By virtue of one certain deed, dated July 25, 1884, recorded in the Register's office for Cannon County, Tennessee, Deed Book #A2, page 586, from T. D. Elkins to the School Commissioners, the Elkins school was founded.  It was a one-teacher school which was also used as a place of worship.

The men of the congregation conducted the services (prayer, singing, Bible study, communion and collection).  Churches of the area usually held yearly revival meetings served by itinerant preachers.  A note of Interest here is that when the treasurer of the church collected the monies (pennies, nickels, dimes, and quarters), the money was placed in a cloth bag.  When the revival was held, the preacher was given the contents of the bag -- the money was not counted.  He was just given all the congregation had to give. 
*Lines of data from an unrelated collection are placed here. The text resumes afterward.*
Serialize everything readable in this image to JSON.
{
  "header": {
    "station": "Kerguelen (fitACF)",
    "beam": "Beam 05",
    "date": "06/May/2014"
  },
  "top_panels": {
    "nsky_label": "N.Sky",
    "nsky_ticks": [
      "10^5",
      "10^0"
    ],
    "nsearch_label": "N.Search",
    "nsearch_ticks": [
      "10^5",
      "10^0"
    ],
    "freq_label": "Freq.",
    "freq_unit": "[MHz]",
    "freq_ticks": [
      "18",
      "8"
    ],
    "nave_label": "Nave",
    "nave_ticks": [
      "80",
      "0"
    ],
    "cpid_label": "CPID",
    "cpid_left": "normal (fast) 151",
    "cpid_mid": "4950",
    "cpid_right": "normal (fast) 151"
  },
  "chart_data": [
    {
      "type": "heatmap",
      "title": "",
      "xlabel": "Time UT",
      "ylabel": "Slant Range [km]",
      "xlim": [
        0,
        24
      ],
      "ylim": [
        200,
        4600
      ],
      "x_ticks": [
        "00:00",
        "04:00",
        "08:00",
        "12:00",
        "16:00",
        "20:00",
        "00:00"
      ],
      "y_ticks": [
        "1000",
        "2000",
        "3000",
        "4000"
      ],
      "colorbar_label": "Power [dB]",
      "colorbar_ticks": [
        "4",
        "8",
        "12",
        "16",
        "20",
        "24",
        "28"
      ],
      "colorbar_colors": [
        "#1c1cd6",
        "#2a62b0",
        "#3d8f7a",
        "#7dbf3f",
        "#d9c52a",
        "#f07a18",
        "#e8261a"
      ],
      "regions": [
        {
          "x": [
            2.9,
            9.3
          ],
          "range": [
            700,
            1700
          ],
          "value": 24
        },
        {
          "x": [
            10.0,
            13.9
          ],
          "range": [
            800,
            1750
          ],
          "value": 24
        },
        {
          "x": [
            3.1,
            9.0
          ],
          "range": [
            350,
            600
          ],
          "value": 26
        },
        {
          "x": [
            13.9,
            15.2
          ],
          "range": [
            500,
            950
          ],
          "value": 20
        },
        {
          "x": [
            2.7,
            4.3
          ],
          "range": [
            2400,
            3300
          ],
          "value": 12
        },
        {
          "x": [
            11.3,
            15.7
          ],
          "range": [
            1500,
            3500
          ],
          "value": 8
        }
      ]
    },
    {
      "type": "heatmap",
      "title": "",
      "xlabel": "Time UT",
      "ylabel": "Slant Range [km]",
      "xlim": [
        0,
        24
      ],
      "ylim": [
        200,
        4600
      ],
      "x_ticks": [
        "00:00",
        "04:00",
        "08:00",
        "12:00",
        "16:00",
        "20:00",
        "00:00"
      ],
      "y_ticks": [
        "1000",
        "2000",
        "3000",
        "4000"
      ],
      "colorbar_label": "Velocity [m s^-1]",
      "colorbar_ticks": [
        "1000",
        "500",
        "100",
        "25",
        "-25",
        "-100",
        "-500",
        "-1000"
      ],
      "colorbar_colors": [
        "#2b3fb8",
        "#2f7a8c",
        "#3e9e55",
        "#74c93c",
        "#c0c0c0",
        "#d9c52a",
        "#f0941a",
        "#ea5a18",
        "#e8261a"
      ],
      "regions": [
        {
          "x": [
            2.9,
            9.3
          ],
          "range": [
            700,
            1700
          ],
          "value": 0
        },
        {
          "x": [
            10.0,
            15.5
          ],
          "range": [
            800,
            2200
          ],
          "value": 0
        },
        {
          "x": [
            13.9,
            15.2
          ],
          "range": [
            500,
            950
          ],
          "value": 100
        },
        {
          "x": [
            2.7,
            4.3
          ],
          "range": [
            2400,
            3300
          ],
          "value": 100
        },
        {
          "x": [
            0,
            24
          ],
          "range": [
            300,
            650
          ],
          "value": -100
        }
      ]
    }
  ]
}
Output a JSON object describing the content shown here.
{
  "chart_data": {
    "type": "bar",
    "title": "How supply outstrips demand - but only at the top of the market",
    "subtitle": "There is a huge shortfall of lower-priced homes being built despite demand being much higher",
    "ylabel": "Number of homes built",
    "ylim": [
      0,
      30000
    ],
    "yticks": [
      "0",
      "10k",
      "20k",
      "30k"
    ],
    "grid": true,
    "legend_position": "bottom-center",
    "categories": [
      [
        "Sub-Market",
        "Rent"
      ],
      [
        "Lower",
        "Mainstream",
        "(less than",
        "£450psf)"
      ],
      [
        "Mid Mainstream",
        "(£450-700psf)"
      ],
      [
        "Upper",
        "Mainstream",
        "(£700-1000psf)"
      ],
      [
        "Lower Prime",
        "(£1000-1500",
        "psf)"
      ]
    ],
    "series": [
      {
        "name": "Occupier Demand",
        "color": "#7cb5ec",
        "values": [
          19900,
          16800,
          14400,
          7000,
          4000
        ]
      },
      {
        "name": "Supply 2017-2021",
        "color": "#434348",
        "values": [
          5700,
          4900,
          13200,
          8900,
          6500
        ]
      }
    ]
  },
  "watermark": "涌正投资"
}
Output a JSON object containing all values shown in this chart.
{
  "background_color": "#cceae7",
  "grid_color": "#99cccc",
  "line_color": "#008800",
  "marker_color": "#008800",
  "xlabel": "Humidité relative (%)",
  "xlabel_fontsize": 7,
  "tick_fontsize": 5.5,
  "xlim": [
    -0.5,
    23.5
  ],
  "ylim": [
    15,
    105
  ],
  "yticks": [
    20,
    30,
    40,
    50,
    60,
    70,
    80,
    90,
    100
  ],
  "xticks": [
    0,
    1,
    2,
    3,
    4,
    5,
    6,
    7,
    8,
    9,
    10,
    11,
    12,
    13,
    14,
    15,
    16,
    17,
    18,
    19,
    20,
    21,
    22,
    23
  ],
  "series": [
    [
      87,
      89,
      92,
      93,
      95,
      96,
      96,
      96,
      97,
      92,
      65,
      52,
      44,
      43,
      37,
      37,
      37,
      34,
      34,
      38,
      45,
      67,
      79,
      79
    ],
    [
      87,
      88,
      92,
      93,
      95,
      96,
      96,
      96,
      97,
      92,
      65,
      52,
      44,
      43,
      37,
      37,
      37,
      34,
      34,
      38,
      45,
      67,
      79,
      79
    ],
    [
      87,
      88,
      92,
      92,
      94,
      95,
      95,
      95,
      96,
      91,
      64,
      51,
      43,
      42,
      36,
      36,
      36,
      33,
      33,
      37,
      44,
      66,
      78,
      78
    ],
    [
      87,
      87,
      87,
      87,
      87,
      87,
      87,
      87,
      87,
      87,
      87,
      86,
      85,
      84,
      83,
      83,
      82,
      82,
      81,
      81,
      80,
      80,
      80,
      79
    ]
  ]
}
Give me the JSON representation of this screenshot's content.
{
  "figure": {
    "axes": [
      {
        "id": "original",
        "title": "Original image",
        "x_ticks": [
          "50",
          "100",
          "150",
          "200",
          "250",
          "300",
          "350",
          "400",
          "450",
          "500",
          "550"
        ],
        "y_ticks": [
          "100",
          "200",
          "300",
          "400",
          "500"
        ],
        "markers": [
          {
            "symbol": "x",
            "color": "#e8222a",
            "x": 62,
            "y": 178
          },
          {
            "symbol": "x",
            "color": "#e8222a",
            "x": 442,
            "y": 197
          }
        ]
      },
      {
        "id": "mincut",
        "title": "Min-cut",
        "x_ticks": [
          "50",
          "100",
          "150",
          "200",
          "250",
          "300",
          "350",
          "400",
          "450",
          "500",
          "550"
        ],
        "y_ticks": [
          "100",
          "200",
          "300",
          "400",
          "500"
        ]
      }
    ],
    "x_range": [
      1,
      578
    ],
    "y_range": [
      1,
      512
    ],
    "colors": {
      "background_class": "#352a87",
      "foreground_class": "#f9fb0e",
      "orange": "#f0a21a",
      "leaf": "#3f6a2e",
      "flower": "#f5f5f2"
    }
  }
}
The only expense the church might have had was oil for the lamps.  The women made the communion bread, and home-canned grape juice was used.  The men furnished wood for the stove heat. 

  Circa 1899-1901, John Newton Elkins sent his teenage son, in a mule-drawn wagon, to bring Minister John T. Lewis to the ELKINS community to hold a tent meeting.  It is reported that brother Lewis furnished his own tent and lights.  The congregation of the church of Christ at ELKINS had its beginning from the converts of the tent meeting.

 The old building burned, and a second building was erected in 1899.  In 1938, the county decided to eliminate the small rural schools and consolidate.  On December 20, 1948, a deed was made to transfer the school house building to the church of Christ for the sum of $100.  The present brick building was erected in 1974.  The annex was added in 1997.